If Amazon incorporates PillPack’s approximately 1 million customers into its Prime membership business, which has 100 million subscribers, the company would need drug distribution centers near large cities cleared to handle medicines, said Santo Leo, founder and CEO of in Boca Raton, FL.

Those could be small centers dotted across the country or a handful of larger ones. In either case, they will have to meet far more specialized state and federal requirements because the goods being handled are medicine, Leo said.

Though Amazon already owns or leases about 100 million square feet of distribution space, "you can’t just rip a warehouse out and put a pharmacy there," said Leo, whose mail-order pharmacy is licensed to dispense prescription drugs in more than 40 states. "You need to design these from scratch. You need more power, more data, more security measures. Traditional big, bulky, automated facilities are just not designed for pharmaceuticals."

Pharmaceutical warehouses must have processes in place for temperature control, security, documentation and the ability to address product recalls, said Carmine Catizone, executive director of the National Association of Boards of Pharmacy, which accredits wholesale pharmaceutical warehouses. Each state also has different licensing requirements.

The company may need new buildings for an online pharmacy, the analysts said. Though Amazon is opening fulfillment centers at a dizzying rate -- eight so far in 2018 -- it has a host of controls to ensure each center operates at maximum capacity and has little extra space, the company said in its 2017 annual report.

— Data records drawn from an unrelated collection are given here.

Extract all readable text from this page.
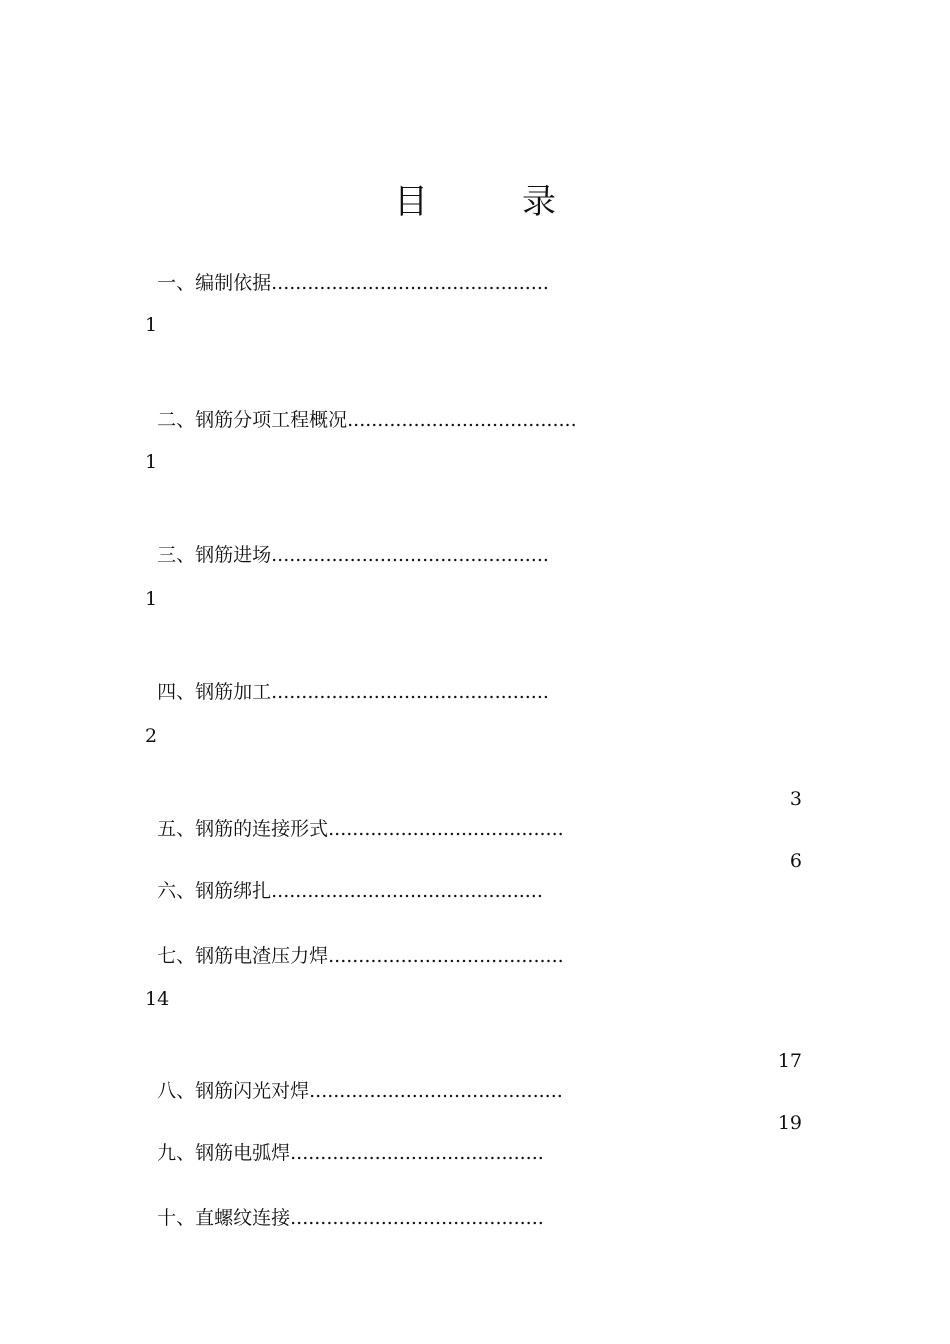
目　录

一、编制依据..............................................

1

二、钢筋分项工程概况......................................

1

三、钢筋进场..............................................

1

四、钢筋加工..............................................

2

五、钢筋的连接形式.......................................

3

六、钢筋绑扎.............................................

6

七、钢筋电渣压力焊.......................................

14

八、钢筋闪光对焊..........................................

17

九、钢筋电弧焊..........................................

19

十、直螺纹连接..........................................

Amazon declined to comment on its plans for specialized PillPack warehouse space. Amazon hasn’t made any public statements about its PillPack strategy since shortly after the purchase, which is expected to close by the end of the year.

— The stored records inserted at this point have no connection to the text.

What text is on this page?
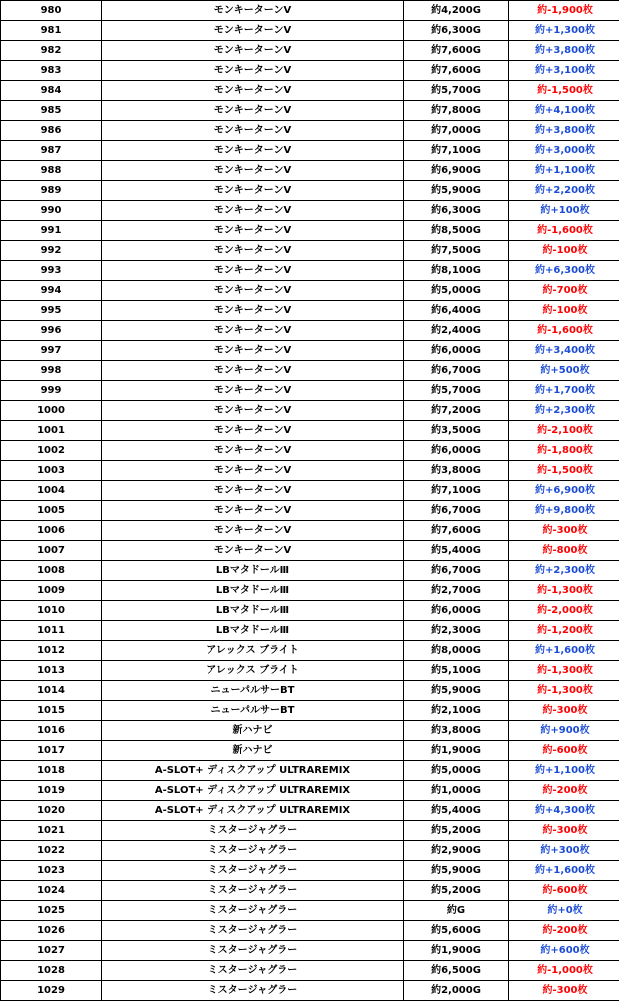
980	モンキーターンV	約4,200G	約-1,900枚
981	モンキーターンV	約6,300G	約+1,300枚
982	モンキーターンV	約7,600G	約+3,800枚
983	モンキーターンV	約7,600G	約+3,100枚
984	モンキーターンV	約5,700G	約-1,500枚
985	モンキーターンV	約7,800G	約+4,100枚
986	モンキーターンV	約7,000G	約+3,800枚
987	モンキーターンV	約7,100G	約+3,000枚
988	モンキーターンV	約6,900G	約+1,100枚
989	モンキーターンV	約5,900G	約+2,200枚
990	モンキーターンV	約6,300G	約+100枚
991	モンキーターンV	約8,500G	約-1,600枚
992	モンキーターンV	約7,500G	約-100枚
993	モンキーターンV	約8,100G	約+6,300枚
994	モンキーターンV	約5,000G	約-700枚
995	モンキーターンV	約6,400G	約-100枚
996	モンキーターンV	約2,400G	約-1,600枚
997	モンキーターンV	約6,000G	約+3,400枚
998	モンキーターンV	約6,700G	約+500枚
999	モンキーターンV	約5,700G	約+1,700枚
1000	モンキーターンV	約7,200G	約+2,300枚
1001	モンキーターンV	約3,500G	約-2,100枚
1002	モンキーターンV	約6,000G	約-1,800枚
1003	モンキーターンV	約3,800G	約-1,500枚
1004	モンキーターンV	約7,100G	約+6,900枚
1005	モンキーターンV	約6,700G	約+9,800枚
1006	モンキーターンV	約7,600G	約-300枚
1007	モンキーターンV	約5,400G	約-800枚
1008	LBマタドールⅢ	約6,700G	約+2,300枚
1009	LBマタドールⅢ	約2,700G	約-1,300枚
1010	LBマタドールⅢ	約6,000G	約-2,000枚
1011	LBマタドールⅢ	約2,300G	約-1,200枚
1012	アレックス ブライト	約8,000G	約+1,600枚
1013	アレックス ブライト	約5,100G	約-1,300枚
1014	ニューパルサーBT	約5,900G	約-1,300枚
1015	ニューパルサーBT	約2,100G	約-300枚
1016	新ハナビ	約3,800G	約+900枚
1017	新ハナビ	約1,900G	約-600枚
1018	A-SLOT+ ディスクアップ ULTRAREMIX	約5,000G	約+1,100枚
1019	A-SLOT+ ディスクアップ ULTRAREMIX	約1,000G	約-200枚
1020	A-SLOT+ ディスクアップ ULTRAREMIX	約5,400G	約+4,300枚
1021	ミスタージャグラー	約5,200G	約-300枚
1022	ミスタージャグラー	約2,900G	約+300枚
1023	ミスタージャグラー	約5,900G	約+1,600枚
1024	ミスタージャグラー	約5,200G	約-600枚
1025	ミスタージャグラー	約G	約+0枚
1026	ミスタージャグラー	約5,600G	約-200枚
1027	ミスタージャグラー	約1,900G	約+600枚
1028	ミスタージャグラー	約6,500G	約-1,000枚
1029	ミスタージャグラー	約2,000G	約-300枚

Amazon’s PillPack purchase follows its joint venture with Berkshire Hathaway Inc. and JPMorgan Chase to improve the U.S. health care system and cut costs. PillPack is part of that strategy, said Leo, who predicted Amazon would move quickly to grow PillPack to place pressure on health-care competitors.

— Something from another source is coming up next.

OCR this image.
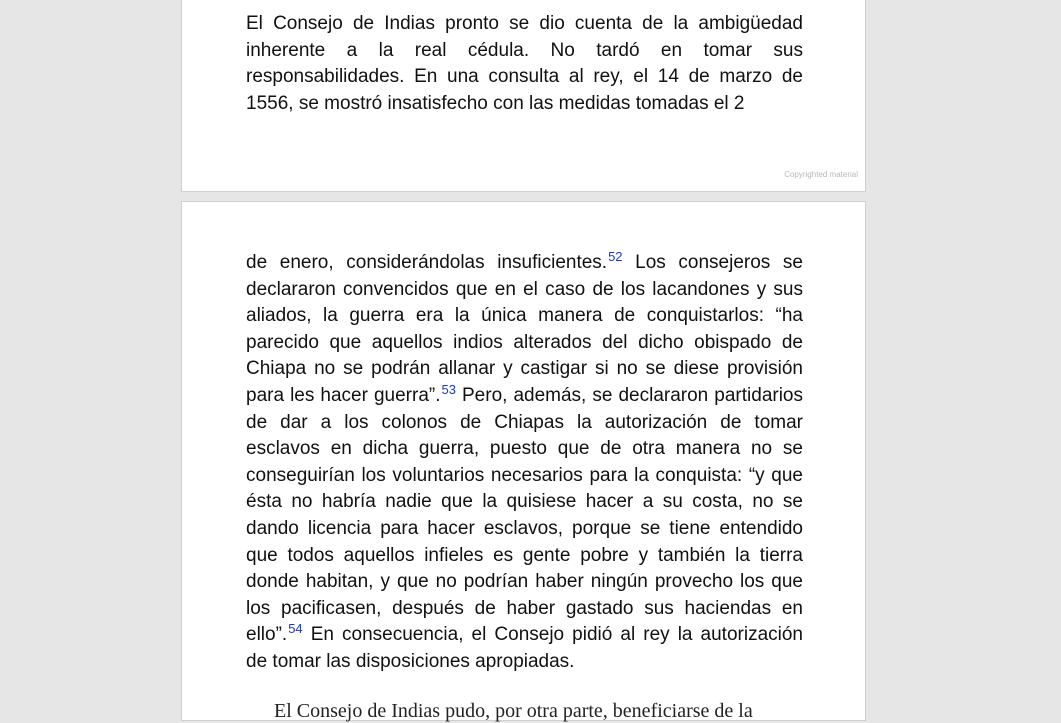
El Consejo de Indias pronto se dio cuenta de la ambigüedad inherente a la real cédula. No tardó en tomar sus responsabilidades. En una consulta al rey, el 14 de marzo de 1556, se mostró insatisfecho con las medidas tomadas el 2

Copyrighted material

de enero, considerándolas insuficientes.$^{52}$ Los consejeros se declararon convencidos que en el caso de los lacandones y sus aliados, la guerra era la única manera de conquistarlos: “ha parecido que aquellos indios alterados del dicho obispado de Chiapa no se podrán allanar y castigar si no se diese provisión para les hacer guerra”.$^{53}$ Pero, además, se declararon partidarios de dar a los colonos de Chiapas la autorización de tomar esclavos en dicha guerra, puesto que de otra manera no se conseguirían los voluntarios necesarios para la conquista: “y que ésta no habría nadie que la quisiese hacer a su costa, no se dando licencia para hacer esclavos, porque se tiene entendido que todos aquellos infieles es gente pobre y también la tierra donde habitan, y que no podrían haber ningún provecho los que los pacificasen, después de haber gastado sus haciendas en ello”.$^{54}$ En consecuencia, el Consejo pidió al rey la autorización de tomar las disposiciones apropiadas.

El Consejo de Indias pudo, por otra parte, beneficiarse de la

"How do you keep people out of the doctor’s office or hospital lab? Make sure people take their prescriptions," he said.

Healy said the purchase could have implications for any brick-and-mortar plans Amazon has as well, noting the trend toward small, walk-in clinics across the country. It's estimated there are now almost 3,000 such clinics, according to Accenture. He also speculated that Amazon could add pharmacy services to its Whole Foods stores.

"It will probably net a greater industrial space for Amazon, but I would think there would be some sort of new retail model," he said. "There could be something else down the pipeline, perhaps a new form of retail."